The King’s speech was a missed opportunity for nature. How do we get the UK on track to tackle the climate and biodiversity crisis?
The King’s speech sets out the Government’s policy priorities for the year ahead and yesterday’s is expected to be the last until the next general election. This was the Government’s last chance to introduce some truly inspiring, vote-winning policies that will stick in people’s minds as they head to the polls.
Sadly, the only new climate-related policy announced was allowing companies to explore new oil and gas licenses. New measures to help reach the Government’s own legally binding targets to halt species decline by 2030 and improve their numbers by 10% by 2042 were completely absent.
The climate and biodiversity crises pose an existential risk to us all, so it is hard to see how this fits in with the Government’s recent stated aim to make ‘long term decisions to deliver the change we need’.
In this King’s speech, the government emphasised their commitment to ‘continue to lead action on tackling climate change and biodiversity loss’. They have a range of targets that could help us do this, including a commitment to protect 30% of land and sea for nature by 2030 as well as targets to improve water quality, create 500,000 hectares of biodiverse rich habitat and give everyone access to nature within 15 minutes (as laid out in the Environmental Improvement plan)1.
These are commendable targets, but the UK is off track to meet every single one of these environmental targets2 and plans to rectify that are thin on the ground.
With a general election approaching, now is the time to address this by making full use of nature-based solutions like wetlands. The UK needs to better protect wetlands and we also need to restore them at scale to unlock their amazing potential.
Take flooding. We must use wetlands to make communities more resilient to the more frequent and extreme weather we are witnessing. Local Authorities and other flood authorities must be given the right information, plans and funding to create wetlands for flood resilience. They need guidance and training on how to restore and manage wetlands effectively, a natural flood management accreditation scheme with standards for best practice, and dedicated funding to ensure they can create wetlands at a larger scale.
Take carbon emissions. The UK must also take steps to better tackle climate change by driving forward investment in nature-based solutions like saltmarsh. The government must incorporate coastal wetlands into the UK’s carbon accounting and net zero plans, develop a saltmarsh carbon code and establish public and private sector funding mechanisms that ensure more saltmarsh restoration.

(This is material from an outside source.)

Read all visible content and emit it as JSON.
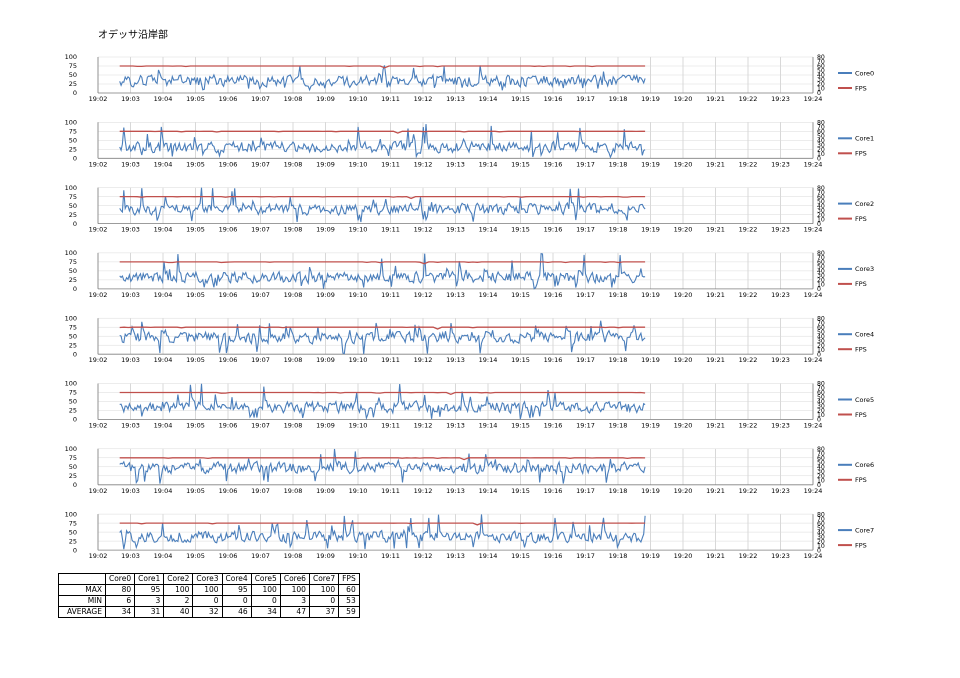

And consider wellbeing. Wetlands have amazing benefits for people’s wellbeing (particularly in built up areas) while also providing essential urban cooling. The Government must commission research on the benefits provided by urban wetlands, make green and blue infrastructure standards compulsory for all local plans and new developments and make sustainable drainage systems a legal requirement for all new developments.
And that’s not to forget the incredible range of wildlife wetlands support. While they cover just 6% of the Earth’s land surface, 40% of all plant and animal species live or breed in wetlands3.
What was welcome was that another attempt to scrap nutrient neutrality requirements (that ensure housing developments offset their nutrient pollution with measures like creating wetlands4) did not make its way into the speech. After the Government failed to scrap these rules in the Levelling Up and Regeneration Bill5, there were rumours that they would introduce a separate bill in the Kings speech to do just that. We were pleased to see that this didn’t make the cut.
But there is still a lot of work to be done here to ensure we can create high quality treatment wetlands that effectively remove the excess nutrients that are harming water bodies and wildlife. It is particularly important to restore the investor confidence that has been lost due to Government flip-flopping.
Ministers must now stick to their decision to uphold these requirements and assure investors that they can trust the nutrient market will succeed. That means three things:
The UK’s current piecemeal, haphazard approach to wetlands is ineffective. To make the very best use of these wetland superpowers, we need the Government to commit to an overarching plan. The UK has yet to produce a National Wetlands Strategy, unlike many other countries that have signed up to the Convention on Wetlands. If we want to best protect and restore these incredible ecosystems into the future, committing to such a strategy would be a simple, effective next step.